Over the weekend, Indiana’s Republican Governor, Mike Pence, insisted that the new Religious Freedom Restoration Act he signed into law week is just like the federal RFRA, enacted in 1993, and doesn’t permit discrimination cloaked in religion. This same claim–that Indiana’s RFRA and the federal RFRA are identical–is the basis for the conservative outcry that the media has the story wrong, and the Indiana law is merely intended to protect religious rights, rather than allow discrimination, particularly against LGBT people.
In his appearance on ABC’s This Week, Pence maintained that the new law “does not even apply to disputes between private parties unless government action is involved.” He insisted that the statutory language is the same as the federal RFRA, as well as one in Illinois that President Barack Obama supported as a state senator. As PolitiFact noted, though, “Pence is incorrect to say the language is the same.” What’s more, “[p]roponents of this law are pushing the measure as a way that businesses can seek protection ‘for refusing to participate in a homosexual marriage.'”
Unlike the federal RFRA, and state RFRAs in fact modeled on it, the Indiana RFRA appears to permit a religious freedom claim or defense to be used in suits between private parties. Such suits could include claims by, say, a lesbian couple denied service by a baker who refuses to make a cake for a same-sex wedding. The federal RFRA, in contrast, permits suits only when there is government action involved, such as in the Hobby Lobby case, where the plaintiffs challenged a government regulation requiring no-cost coverage of contraception in employer-provided health care plans.
As Micah Schwartzman, Nelson Tebbe, and Robert Tuttle explain at Slate, the entire purpose of the new law was to permit businesses, like caterers and photographers, to refuse service to same-sex couples. After Elane Photography case, in which a photographer in New Mexico was found liable under the state’s anti-discrimination law for refusing to provide services at a same-sex ceremony, states began to see efforts to pass laws like the one Indiana enacted last week:
Compare Indiana’s newly minted RFRA to the one assessed by the court in New Mexico. The Indiana RFRA departs from New Mexico’s RFRA and the federal RFRA—on which many other state laws are modeled. How? Indiana’s RFRA expressly provides that a person can assert a “claim or defense in a judicial or administrative proceeding, regardless of whether the state or any other governmental entity is a party to the proceeding.”

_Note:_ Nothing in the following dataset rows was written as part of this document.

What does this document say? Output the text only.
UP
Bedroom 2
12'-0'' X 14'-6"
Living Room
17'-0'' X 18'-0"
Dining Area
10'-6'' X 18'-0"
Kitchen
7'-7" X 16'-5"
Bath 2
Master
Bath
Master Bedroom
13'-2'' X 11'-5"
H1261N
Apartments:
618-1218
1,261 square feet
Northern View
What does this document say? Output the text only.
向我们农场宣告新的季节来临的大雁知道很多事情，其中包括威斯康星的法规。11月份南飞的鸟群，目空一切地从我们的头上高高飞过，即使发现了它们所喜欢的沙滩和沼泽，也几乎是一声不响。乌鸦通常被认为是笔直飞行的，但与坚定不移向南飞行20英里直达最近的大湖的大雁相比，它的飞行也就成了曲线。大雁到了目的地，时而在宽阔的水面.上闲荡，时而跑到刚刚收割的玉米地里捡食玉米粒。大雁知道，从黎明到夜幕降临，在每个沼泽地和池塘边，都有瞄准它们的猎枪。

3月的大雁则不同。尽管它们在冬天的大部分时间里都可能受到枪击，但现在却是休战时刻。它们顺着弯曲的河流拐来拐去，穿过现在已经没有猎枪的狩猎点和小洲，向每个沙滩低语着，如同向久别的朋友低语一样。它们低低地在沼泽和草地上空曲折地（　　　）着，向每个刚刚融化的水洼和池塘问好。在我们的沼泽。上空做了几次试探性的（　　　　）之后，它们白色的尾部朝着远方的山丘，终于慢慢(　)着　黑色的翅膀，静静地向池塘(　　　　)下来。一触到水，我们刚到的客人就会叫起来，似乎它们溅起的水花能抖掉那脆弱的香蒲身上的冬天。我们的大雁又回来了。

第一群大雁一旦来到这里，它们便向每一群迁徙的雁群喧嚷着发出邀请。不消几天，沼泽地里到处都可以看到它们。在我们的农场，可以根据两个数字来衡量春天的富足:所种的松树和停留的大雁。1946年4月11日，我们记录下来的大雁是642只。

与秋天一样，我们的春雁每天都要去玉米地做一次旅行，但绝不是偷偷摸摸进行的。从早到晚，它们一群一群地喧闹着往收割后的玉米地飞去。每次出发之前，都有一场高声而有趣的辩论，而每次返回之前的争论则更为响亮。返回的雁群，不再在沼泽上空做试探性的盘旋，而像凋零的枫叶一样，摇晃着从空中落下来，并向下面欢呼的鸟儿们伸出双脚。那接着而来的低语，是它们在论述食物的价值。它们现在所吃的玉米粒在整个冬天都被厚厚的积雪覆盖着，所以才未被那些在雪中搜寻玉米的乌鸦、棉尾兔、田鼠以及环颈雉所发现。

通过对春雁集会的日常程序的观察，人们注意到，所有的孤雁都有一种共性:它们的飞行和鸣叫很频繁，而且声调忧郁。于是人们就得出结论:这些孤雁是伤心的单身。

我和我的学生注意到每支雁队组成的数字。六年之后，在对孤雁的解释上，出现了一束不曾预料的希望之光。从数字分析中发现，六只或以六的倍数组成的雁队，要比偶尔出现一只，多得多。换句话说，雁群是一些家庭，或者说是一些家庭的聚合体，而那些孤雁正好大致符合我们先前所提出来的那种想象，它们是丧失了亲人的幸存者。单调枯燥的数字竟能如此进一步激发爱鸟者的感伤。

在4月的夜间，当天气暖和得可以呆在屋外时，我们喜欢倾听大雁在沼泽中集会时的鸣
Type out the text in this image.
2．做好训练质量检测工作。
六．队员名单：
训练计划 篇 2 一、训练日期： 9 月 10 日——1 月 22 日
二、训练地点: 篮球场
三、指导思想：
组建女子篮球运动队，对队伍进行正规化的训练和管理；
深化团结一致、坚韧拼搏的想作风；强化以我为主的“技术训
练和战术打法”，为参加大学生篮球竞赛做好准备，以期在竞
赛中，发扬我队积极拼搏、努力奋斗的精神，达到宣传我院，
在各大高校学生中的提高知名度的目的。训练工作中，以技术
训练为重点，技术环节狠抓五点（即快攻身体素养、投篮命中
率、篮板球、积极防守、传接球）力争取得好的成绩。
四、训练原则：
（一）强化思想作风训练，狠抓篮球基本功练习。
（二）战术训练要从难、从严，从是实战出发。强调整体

This new statutory language is designed to ensure that a wedding photographer in Indiana would be protected if she discriminates against a same-sex couple, unlike the photographer in New Mexico who lost in court. The provision explicitly permits a private party, including a for-profit corporation, to challenge on religious grounds any claim of discrimination brought by another private party, even when the government is not otherwise involved the case. In other words, when Gov. Pence said that his state’s law is just like RFRAs in other states and would not apply to disputes between private parties without government action, he was simply wrong about the law and its effect on future discrimination. (emphasis in original)
The new law’s supporters, though, accuse its opponents of misapprehending both the law’s intent and the motivation behind it. Russell Moore, president of the Ethics and Religious Liberty Commission of the Southern Baptist Convention, denies the law would be used to discriminate, calling the conversation around the new law “uninformed” and stemming from a “widespread ignorance of religious motivation.”
At The Federalist, Mollie Hemingway insists that the Indiana RFRA merely protects religious people from government imposing a substantial burden on their religious practice. To counter arguments that the Indiana RFRA was cooked up only to protect the beliefs of conservative Christians, Hemingway offers 10 cases litigated under the federal RFRA that involve mostly claimants of minority religions. The effect, of course, is to make opponents of Indiana’s RFRA look like intolerant jerks; after all, what kind of person would oppose the rights of the long-haired kindergartener, whose Native American religion mandated hair styles that conflicted with her public school’s grooming requirements?
Hemingway writes that “when Indiana passed the legislation last week, the media characterized it as nothing more than a bigoted anti-gay bill and celebrities and activists called for a boycott against the state,” and accused the media of being “highly uninformed about the topic.” Even though RFRAs have been in existence since 1993, she went on, ” no one can provide any evidence to substantiate the outlandish claims made against them.”
But few people are making “outlandish claims” about RFRAs in general. They are saying that the changes incorporated into Indiana’s RFRA represent a departure from the federal RFRA and the state laws that mirror it, because of the addition of the possibility of RFRA claims and defenses being raised in lawsuits involving private, not government conduct. As Hemingway herself admits, “RFRA simply allows religious people to challenge government activities that encroach on their beliefs. They have to show that the government action substantially burdens a religious belief that they sincerely hold. And if they prove all that, it falls to the government to show that the challenged action is justified as the least restrictive means of furthering a compelling governmental interest.” That is true of the federal RFRA. But it’s not of Indiana’s.